26 Januari 2012

PENGELOLAAN PERTANAHAN DALAM BINGKAI SUNNAH (Bagian_3)



A. PROSES PEMBERIAN HAK ATAS TANAH (IQTHA’) OLEH ULIL AMRI  PADA MASYARAKAT
 P

   emberian hak atas tanah oleh ulil amri dinyatakan sah, jika tanah tersebut belum ada yang memilikinya dan tidak sah jika ternyata sudah ada pemiliknya. Pemberian hak atas tanah ini dibagi menjadi dua jenis hak yaitu : pemberian hak atas tanah dengan status hak milik dan pemberian hak atas tanah dengan status Hak Pakai. (Al Mawardi; Al Ahkam As-Sulthanniyah, Bab.17, hal 320-334)

1. Pemberian Hak atas tanah dengan status Hak Milik

   Pemberian hak atas tanah dengan status hak milik ini dibagi menjadi tiga jenis yaitu : lahan mati, tanah garapan dan lokasi pertambangan.

           a.       Pemberian Hak Atas Tanah dengan Status Hak Milik Pada Lahan Mati.

                 Untuk hal ini dibagi menjadi 2 bagian yaitu :

Pertama, lahan yang statusnya lahan mati sepanjang jaman, belum pernah digarap dan belum dimiliki siapapun. Lahan dengan status seperti ini boleh diberikan Imam kepada orang yang siap menghidupkan dan menggarapnya. Rasulullah Shalallahu ‘Alaihi Wassalam pernah memberi lahan seperti ini kepada Zubeir bin Awwam atas tanah yang terletak di Naqi seluas lari kudanya, kemudian ia menyuruh kudanya lari. Setelah itu ia melempar dengan talinya karena ingin tanahnya bertambah. Rasulullah Shalallahu „Alaihi Wassalam kemudian bersabda,”Beri dia hingga akhir talinya.” (Diriwayatkan oleh Abu Daud).

Kedua, tanah garapan yang tidak terurus hingga menjadi tanah yang tidak produktif. Tanah jenis seperti ini dibagi menjadi dua bagian yaitu : pertama, tanah yang tidak produktif sejak jaman jahiliyah, misalnya bumi ‘Ad dan Tsamud. Tanah seperti ini boleh diberikan kepada seseorang, Rasulullah Shalallahu ‘Alaihi Wassalam, bersabda, ”Bumi ‘Ad itu milik Allah dan Rasul-Nya, kemudian menjadi milik kalian dariku”. Kedua, tanah yang tidak produktif sejak jaman Islam. Perlakuan terhadap tanah seperti ini para fuqaha berbeda pendapat yaitu : Imam Syafi’i, jika seseorang menghidupkan tanah tersebut, tidak otomatis menjadi pemiliknya. Imam Malik, jika seseorang menghidupkan tanah tersebut, dengan sendirinya menjadi pemiliknya serta Abu Hanifah berpendapat, jika pemilik yang sebenarnya diketahui, ia tidak otomatis menjadi pemiliknya. Sebaliknya jika pemilik tanah tidak diketahui, maka ia otomatis menjadi pemiliknya.

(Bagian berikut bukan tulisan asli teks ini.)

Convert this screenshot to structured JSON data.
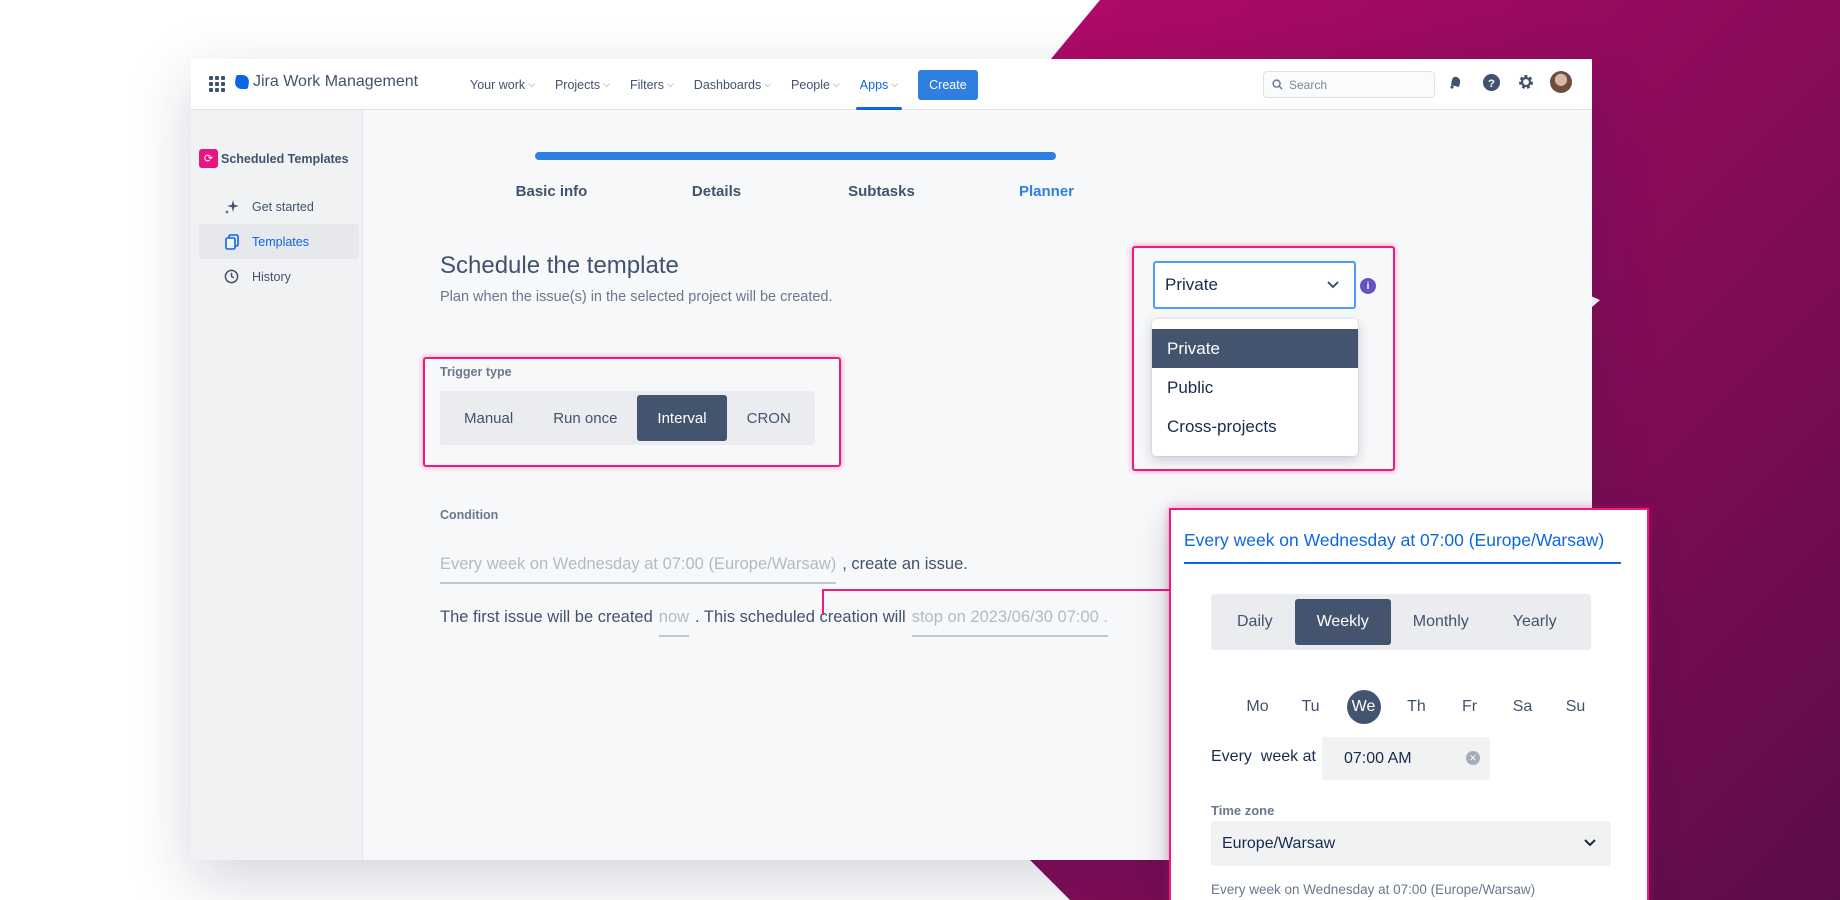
{
  "app": {
    "product_name": "Jira Work Management",
    "nav": [
      {
        "label": "Your work"
      },
      {
        "label": "Projects"
      },
      {
        "label": "Filters"
      },
      {
        "label": "Dashboards"
      },
      {
        "label": "People"
      },
      {
        "label": "Apps"
      }
    ],
    "create_label": "Create",
    "search_placeholder": "Search"
  },
  "sidebar": {
    "title": "Scheduled Templates",
    "items": [
      {
        "label": "Get started",
        "icon": "sparkle-icon"
      },
      {
        "label": "Templates",
        "icon": "copy-icon"
      },
      {
        "label": "History",
        "icon": "clock-icon"
      }
    ]
  },
  "steps": [
    "Basic info",
    "Details",
    "Subtasks",
    "Planner"
  ],
  "main": {
    "title": "Schedule the template",
    "subtitle": "Plan when the issue(s) in the selected project will be created.",
    "trigger": {
      "label": "Trigger type",
      "options": [
        "Manual",
        "Run once",
        "Interval",
        "CRON"
      ],
      "selected": "Interval"
    },
    "condition": {
      "label": "Condition",
      "schedule_text": "Every week on Wednesday at 07:00 (Europe/Warsaw)",
      "after_schedule": ", create an issue.",
      "first_prefix": "The first issue will be created",
      "first_value": "now",
      "middle": ". This scheduled creation will",
      "stop_value": "stop on 2023/06/30 07:00 ."
    }
  },
  "visibility": {
    "selected": "Private",
    "options": [
      "Private",
      "Public",
      "Cross-projects"
    ]
  },
  "panel": {
    "title": "Every week on Wednesday at 07:00 (Europe/Warsaw)",
    "frequencies": [
      "Daily",
      "Weekly",
      "Monthly",
      "Yearly"
    ],
    "selected_frequency": "Weekly",
    "days": [
      "Mo",
      "Tu",
      "We",
      "Th",
      "Fr",
      "Sa",
      "Su"
    ],
    "selected_day": "We",
    "every_label": "Every  week at",
    "time_value": "07:00 AM",
    "timezone_label": "Time zone",
    "timezone_value": "Europe/Warsaw",
    "footer": "Every week on Wednesday at 07:00 (Europe/Warsaw)"
  },
  "colors": {
    "accent": "#2f7fe0",
    "highlight": "#f0197f",
    "selected_dark": "#44546f"
  }
}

Kemudian jika tanah tidak dihidupkan karena tanpa udzur syar’i, Abu Hanifah berkata, “Tidak ada tindakan apapun terhadapnya sebelum tiga tahun. Jika dalam waktu tiga tahun ia menghidupkan tanahnya, maka lahan tersebut menjadi miliknya. Jika tidak memanfaatkan sesudah tiga tahun, hak atas tanah tersebut dicabut, dengan dalil Umar bin Khaththab Radhiyallahu Anhu menjadikan masa berlaku pemberian hak atas tanah selama tiga tahun. Imam Syafii berpendapat bahwa : “Penundaan waktu tidak diwajibkan dan yang menjadi ukurannya adalah kemampuan menghidupkannya, maka dikatakan kepadanya jika engkau menghidupkannya, tanah tersebut menjadi penguasaanmu, dan jika sebaliknya, engkau harus melepaskannya agar tanah tersebut kembali semula sebelum diberikan kepadamu”.

Selanjutnya jika lahan mati tersebut diambil alih orang lain, kemudian dia menghidupkannya, maka para fuqaha berbeda pendapat tentang hukumnya yaitu :

1)     Imam Syafii: Orang yang menghidupkannya lebih berhak atas lahan tersebut daripada orang yang diberikan hak atas tanah oleh Imam (Khalifah).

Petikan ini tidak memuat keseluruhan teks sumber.